Sadly, it’s also very well made, gorgeously shot and very, very human, so they’ve got me in a (legal) headlock here. Night Coppers (Tuesday, 9pm, Channel 4) follows various members of the Brighton police force as they slurp McDonald’s in their cars, get baffled by an arson, need eight or nine officers to pin one drunk man’s legs down, and keep going into pubs to ask if they can see their CCTV. It’s not overly dressed as a show where the police are the only line between ourselves and the demonic impulses of always-lurking baddies. Instead, it acts more like a very exquisite portrait of the British night, from that 11pm moment when someone’s already gone home crying, to that darker, grimier, quieter era between the dark hours of the morning and sunrise: bodies lying prone in the road; drunks who have fallen into bushes; lights turning off and on in houses as someone (What is it? Who is it?) does something in the park across the way.
It is possible, then, to watch Night Coppers and focus more on the night than the coppers. In that respect, I don’t think I’ve ever seen a better document of what drunk British people look like around midnight. A man has blood specked down his jacket from a wound he cannot see; a girl has stumbled out of a chip shop in a way her and her friends are going to be laughing about for the next two days; a man with his hands cuffed in front of his chest explains how he’s a good bloke, a solid bloke, he wouldn’t start anything like that, Merry Christmas.

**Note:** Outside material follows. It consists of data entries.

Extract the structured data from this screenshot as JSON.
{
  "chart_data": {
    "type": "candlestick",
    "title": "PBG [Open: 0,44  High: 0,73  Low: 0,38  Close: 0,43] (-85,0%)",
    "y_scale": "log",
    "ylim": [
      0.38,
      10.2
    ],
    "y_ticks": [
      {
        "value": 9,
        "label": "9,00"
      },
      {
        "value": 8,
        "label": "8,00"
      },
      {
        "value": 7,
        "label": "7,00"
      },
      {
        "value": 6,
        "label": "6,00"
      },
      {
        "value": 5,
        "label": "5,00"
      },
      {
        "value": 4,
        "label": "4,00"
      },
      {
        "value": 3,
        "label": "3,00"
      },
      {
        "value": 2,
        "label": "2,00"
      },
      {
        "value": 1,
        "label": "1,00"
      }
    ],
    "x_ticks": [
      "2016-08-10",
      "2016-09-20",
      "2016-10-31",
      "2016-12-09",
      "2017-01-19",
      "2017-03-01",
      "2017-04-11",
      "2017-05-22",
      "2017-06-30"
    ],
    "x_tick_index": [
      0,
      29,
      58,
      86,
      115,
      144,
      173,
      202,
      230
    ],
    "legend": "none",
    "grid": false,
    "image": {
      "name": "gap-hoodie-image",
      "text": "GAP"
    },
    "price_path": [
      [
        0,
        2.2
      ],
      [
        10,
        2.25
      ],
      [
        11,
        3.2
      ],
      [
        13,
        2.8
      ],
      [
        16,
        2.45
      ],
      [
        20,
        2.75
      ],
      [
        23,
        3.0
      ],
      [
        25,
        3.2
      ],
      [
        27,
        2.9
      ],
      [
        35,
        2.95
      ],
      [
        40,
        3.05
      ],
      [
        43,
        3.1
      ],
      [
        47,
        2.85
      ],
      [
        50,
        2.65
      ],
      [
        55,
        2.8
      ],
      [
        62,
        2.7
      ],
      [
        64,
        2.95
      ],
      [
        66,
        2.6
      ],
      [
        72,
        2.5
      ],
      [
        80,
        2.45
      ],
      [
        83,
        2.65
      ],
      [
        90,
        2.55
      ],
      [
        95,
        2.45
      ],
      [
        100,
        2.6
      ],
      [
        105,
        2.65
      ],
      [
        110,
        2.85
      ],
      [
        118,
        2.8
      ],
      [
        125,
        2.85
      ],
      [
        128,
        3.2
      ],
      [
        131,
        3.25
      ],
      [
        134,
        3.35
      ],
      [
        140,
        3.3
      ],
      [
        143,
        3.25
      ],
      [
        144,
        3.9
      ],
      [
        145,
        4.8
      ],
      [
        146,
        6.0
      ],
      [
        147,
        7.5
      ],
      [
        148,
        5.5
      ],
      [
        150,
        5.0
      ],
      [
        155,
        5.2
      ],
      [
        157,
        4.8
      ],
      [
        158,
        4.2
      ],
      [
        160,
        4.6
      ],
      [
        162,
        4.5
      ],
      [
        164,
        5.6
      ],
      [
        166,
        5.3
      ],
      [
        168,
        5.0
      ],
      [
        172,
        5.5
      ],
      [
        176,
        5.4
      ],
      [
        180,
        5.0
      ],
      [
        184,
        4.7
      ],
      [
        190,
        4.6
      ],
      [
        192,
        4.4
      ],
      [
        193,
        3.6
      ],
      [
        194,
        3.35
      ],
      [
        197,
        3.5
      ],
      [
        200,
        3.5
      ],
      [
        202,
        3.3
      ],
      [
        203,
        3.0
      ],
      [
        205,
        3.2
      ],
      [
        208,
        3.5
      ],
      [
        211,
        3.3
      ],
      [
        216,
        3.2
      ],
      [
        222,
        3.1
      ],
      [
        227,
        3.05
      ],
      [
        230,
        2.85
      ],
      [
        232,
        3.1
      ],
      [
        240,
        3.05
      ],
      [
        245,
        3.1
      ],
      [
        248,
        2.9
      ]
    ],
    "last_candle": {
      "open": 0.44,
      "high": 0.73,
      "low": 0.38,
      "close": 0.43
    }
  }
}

You see impulsive liars and the quiet, irresistible energy of someone who just wants to go home. You see men who think they are sober very confidently say something absolutely nonsensical and useless. People cry at very small acts of generosity and kindness, while others are willing to go to war over very minor social infractions. Crowds move like fish while walking and eating chips, past people covered in blankets and waiting for an ambulance. I’ve never really seen it like this because I’ve always been drunk myself, but we really do stop being human out there, in the far reaches of the drunken psyche. “I always find it quite comical,” 26-year-old Sophie tells us, “because it’s so bizarre to see fully grown men lose the ability to talk to each other.” She’s right.
But I’m still not sure I’m in the mood to watch the police who crawl all over the night try to tell us how human they are. Here we meet Will, who is 22, and is convinced he has a babyface that only a weak beard will really hide: I do not care. His partner Matt has slim to no idea about what he’s doing – his specialism is “telling Deliveroo drivers they need business insurance” – and I do not really care. Sophie and her partner tell us over a meal deal that their fish got ill when they were on holiday and I really do not care. The best moment is when an officer gets his hat knocked off then loses a foot race with the guy who did it and is clearly really embarrassed.
In that sense, it’s just about possible to watch Night Coppers the same way I watched Tottenham in the Champions League final (I wasn’t happy they were there, but I was glad they were losing). But in a broader sense, it’s quite hard to meet the protagonists of this one, read the news even once, then decide to be on their side. A very valiant attempt at police PR, but one with fairly questionable timing.